Integrated supplementary information
Supplementary Figure 1 Somatic rearrangements in bMMRD cancers.
Circos plots depicting whole-genome profile of two tumors. Each arc represents a single interchromosomal translocation (purple), large deletion (green), tandem duplication (black) or inversion (orange and blue). Rearrangements were determined by the Breakpoint via assembly algorithm (Brass1).
Supplementary Figure 2 Number of single-nucleotide variations (SNVs) in non-neoplastic bMMRD DNA.
SNVs were determined by standard target capture exome sequencing of blood-derived DNA from 16 bMMRD patients and 35 controls (including individuals unrelated (n = 11) to the patients as well as from parental DNA (n = 24)). Common SNVs found in public databases (dbSNP, 1000 Genomes Project or the NHLBI ESP Project from >6,500 samples) were removed. Shown are the numbers of rare SNVs in patients with bMMRD relative to control samples. Error bars represent s.e.m.
Supplementary Figure 3 MMR protein expression in non-neoplastic biallelic MMR mutant cells by protein blotting.
(a) For mutSα proteins MSH2 and MSH6. (b) For MutLa proteins PMS2 and MLH1. The lymphoblasts used were LoVo as a negative control, MMR10 and MMR8 lymphoblasts from patients with bMMRD, HeLa cells and normal lymphoblasts as a positive control.
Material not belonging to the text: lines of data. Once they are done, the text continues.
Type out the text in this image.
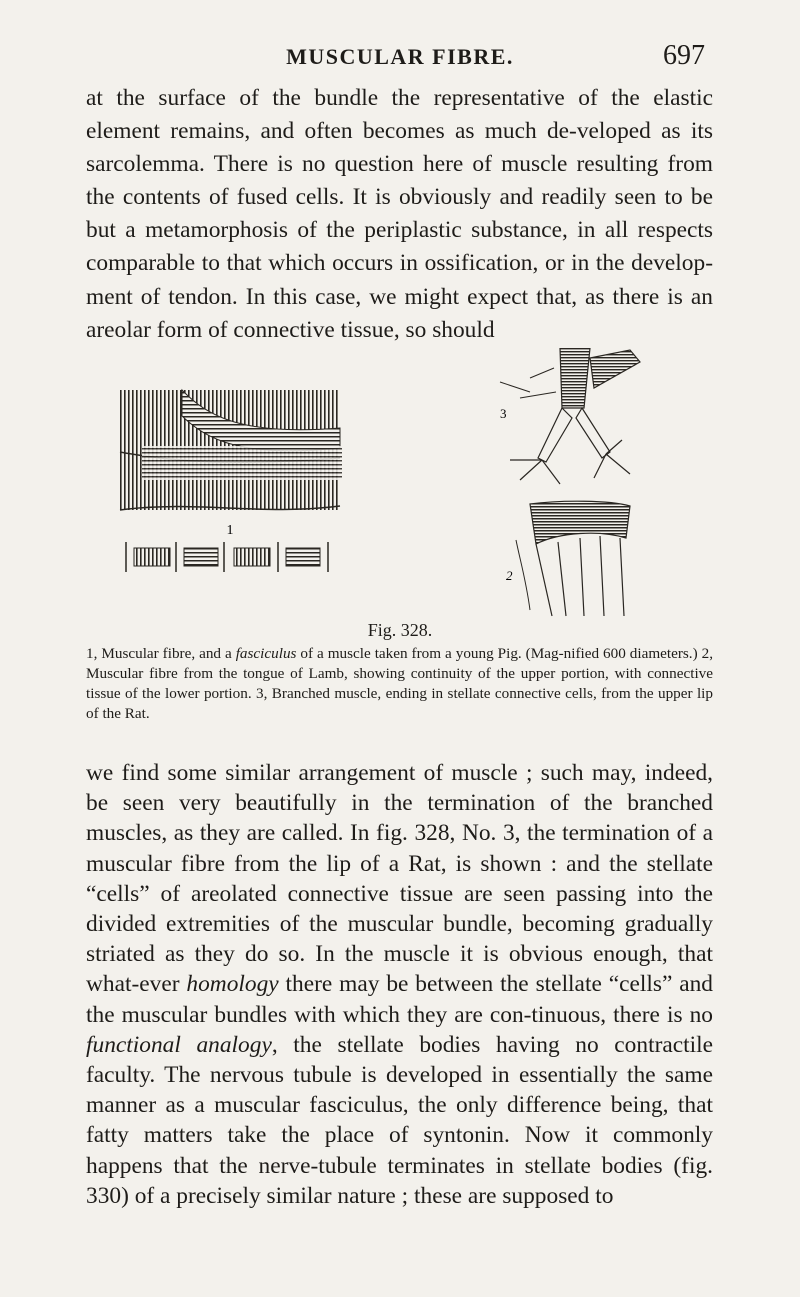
MUSCULAR FIBRE.	697

at the surface of the bundle the representative of the elastic element remains, and often becomes as much de-veloped as its sarcolemma. There is no question here of muscle resulting from the contents of fused cells. It is obviously and readily seen to be but a metamorphosis of the periplastic substance, in all respects comparable to that which occurs in ossification, or in the develop-ment of tendon. In this case, we might expect that, as there is an areolar form of connective tissue, so should

1
3
2
Fig. 328.

1, Muscular fibre, and a fasciculus of a muscle taken from a young Pig. (Mag-nified 600 diameters.) 2, Muscular fibre from the tongue of Lamb, showing continuity of the upper portion, with connective tissue of the lower portion. 3, Branched muscle, ending in stellate connective cells, from the upper lip of the Rat.

we find some similar arrangement of muscle ; such may, indeed, be seen very beautifully in the termination of the branched muscles, as they are called. In fig. 328, No. 3, the termination of a muscular fibre from the lip of a Rat, is shown : and the stellate “cells” of areolated connective tissue are seen passing into the divided extremities of the muscular bundle, becoming gradually striated as they do so. In the muscle it is obvious enough, that what-ever homology there may be between the stellate “cells” and the muscular bundles with which they are con-tinuous, there is no functional analogy, the stellate bodies having no contractile faculty. The nervous tubule is developed in essentially the same manner as a muscular fasciculus, the only difference being, that fatty matters take the place of syntonin. Now it commonly happens that the nerve-tubule terminates in stellate bodies (fig. 330) of a precisely similar nature ; these are supposed to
Each lane was separated by 8% Tris-glycine SDS-PAGE. Protein blotting was simultaneously carried out for mismatch repair proteins and actin.
Supplementary Figure 4 In vitro GT mismatch repair assay
(a) A substrate containing a single GT mismatch was designed keeping a nick several hundred nucleotides away from the mismatch, as shown by the arrow. HindII restriction digestion, which cannot cleave the GT mismatch at its site but can efficiently cleave its repaired AT site, was used for measurement of mismatch repair ability. (b) Reactions were performed as described previously (Panigrahi et al., 2005). GT repaired products were digested by XmnI and HindIII. If repaired correctly, it would be sensitive to HindIII enzyme. The repaired products are marked by the brackets. The digested products were run on a 1% agarose gel and analyzed by Southern hybridization and quantification by Typhoon FLA 9500 Phosphorimager. The bar graphs represent three separate experiments. The last lane contains 50% of LoVo and 50% of MMR10 cell extracts. The protein concentration of the cell extracts was corrected for the purpose of quantification, and the graph was plotted accordingly.
Supplementary Figure 5 Frequency of somatic mutations in DNA replication and repair genes.
Shown is the proportion of ultra-hypermutated cancers that contain somatic nonsynonymous mutations in genes known to be involved in DNA replication or DNA repair. POLE, the most frequently mutated gene, is highlighted.
Supplementary Figure 6 Putative polymerase driver mutations found in ultra-hypermutated bMMRD tumors.
A multispecies alignment for POLE is shown, with each putative driver polymerase mutation indicated (red box). The alignment was performed using BLAST and NCBI's CDD database. Amino acids deemed critical for catalysis are highlighted2,3,4 (yellow). (a) Mutated polymerase ɛ residues are shown, and the exonuclease domain is highlighted (horizontal blue line). The Exo motifs are indicated in orange. Asterisks denote recurrent mutations also found in colorectal or endometrial cancers: mutations at residues F104, P436 and S459 were previously found in colorectal cancers5,6, and S297 was previously found in endometrial cancer7. Polymerase active site mutations have also been found in the germ line of individuals predisposed to colorectal adenomas and carcinomas8. Note that only positions 83–127 and 268–472 of POLE are shown. (b) Examples of somatic POLE passenger mutations, which are not conserved.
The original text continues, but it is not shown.